De Fabel van de illegaal 44/45, voorjaar 2001

Auteur: Harry Westerink


(Dwarsligger)

Geld of je leven

"Die illegalen die op mijn spreekuur komen",
zegt een of andere huisarts ergens in het land van de administratieve apartheid
waar illegalen worden afgesneden van de samenleving van legalen,
"die kunnen best betalen.
Ze mogen dan onverzekerd zijn,
maar ze hebben heus wel geld, hoor."
De huisarts klopt het geld uit de zakken van onwettig gemaakte mensen
die onder zijn druk worden gedwongen
om de prijs van hun rechteloosheid te betalen
en hij wast zijn handen in onschuld
en hij kamt zijn haren en hij kijkt in de spiegel
en hij brengt ook zijn zelfbeeld in orde
dat uit evenwicht zou kunnen raken
als het zakgeld en de spaarrekening van zijn jongste zoon
de geldelijke bezittingen van illegalen
in ruime mate zou blijken te overtreffen.

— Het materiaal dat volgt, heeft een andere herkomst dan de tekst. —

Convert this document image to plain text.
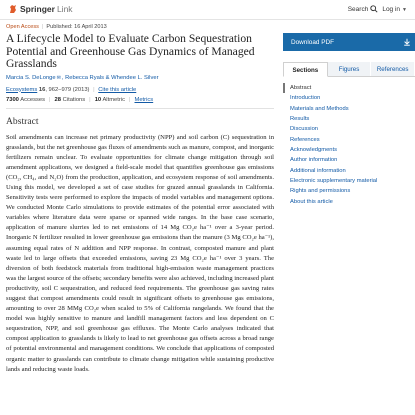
Springer Link	Search Log in ▼
Open Access | Published: 16 April 2013
A Lifecycle Model to Evaluate Carbon Sequestration Potential and Greenhouse Gas Dynamics of Managed Grasslands
Marcia S. DeLonge✉, Rebecca Ryals & Whendee L. Silver
Ecosystems 16, 962–979 (2013) | Cite this article
7300 Accesses | 28 Citations | 10 Altmetric | Metrics
Abstract

Soil amendments can increase net primary productivity (NPP) and soil carbon (C) sequestration in grasslands, but the net greenhouse gas fluxes of amendments such as manure, compost, and inorganic fertilizers remain unclear. To evaluate opportunities for climate change mitigation through soil amendment applications, we designed a field-scale model that quantifies greenhouse gas emissions (CO₂, CH₄, and N₂O) from the production, application, and ecosystem response of soil amendments. Using this model, we developed a set of case studies for grazed annual grasslands in California. Sensitivity tests were performed to explore the impacts of model variables and management options. We conducted Monte Carlo simulations to provide estimates of the potential error associated with variables where literature data were sparse or spanned wide ranges. In the base case scenario, application of manure slurries led to net emissions of 14 Mg CO₂e ha⁻¹ over a 3-year period. Inorganic N fertilizer resulted in lower greenhouse gas emissions than the manure (3 Mg CO₂e ha⁻¹), assuming equal rates of N addition and NPP response. In contrast, composted manure and plant waste led to large offsets that exceeded emissions, saving 23 Mg CO₂e ha⁻¹ over 3 years. The diversion of both feedstock materials from traditional high-emission waste management practices was the largest source of the offsets; secondary benefits were also achieved, including increased plant productivity, soil C sequestration, and reduced feed requirements. The greenhouse gas saving rates suggest that compost amendments could result in significant offsets to greenhouse gas emissions, amounting to over 28 MMg CO₂e when scaled to 5% of California rangelands. We found that the model was highly sensitive to manure and landfill management factors and less dependent on C sequestration, NPP, and soil greenhouse gas effluxes. The Monte Carlo analyses indicated that compost application to grasslands is likely to lead to net greenhouse gas offsets across a broad range of potential environmental and management conditions. We conclude that applications of composted organic matter to grasslands can contribute to climate change mitigation while sustaining productive lands and reducing waste loads.

Download PDF
Sections	Figures	References
Abstract
Introduction
Materials and Methods
Results
Discussion
References
Acknowledgments
Author information
Additional information
Electronic supplementary material
Rights and permissions
About this article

Er zijn van die dagen dat illegalen heus wel geld hebben
voor een brood en een avondmaaltijd
en voor de waanzinnig hoge huur van een kamer
die wordt gedeeld door 4 mensen zonder de papieren
die bewijzen dat ze zijn geboren op een welvaartseiland
en met het voorrecht om te gaan en te staan waar ze willen.
Ze hebben soms geld
omdat ze net als de overige 6 miljard mensen op aarde
niet van de wind leven
en ze hebben soms geen geld
hoewel ze net als de overige 15 miljoen mensen
die binnen de Nederlandse landsgrenzen verblijven
graag de stormen van het bestaan zouden willen weerstaan
die met orkaankracht op hen afkomen
als ze ziek worden en uitgeput en oud en illegaal blijven en onverzekerd
en onverzorgd door de verzorgingsstaat
van bazen en bestuurders die vooral voor zichzelf zorgen.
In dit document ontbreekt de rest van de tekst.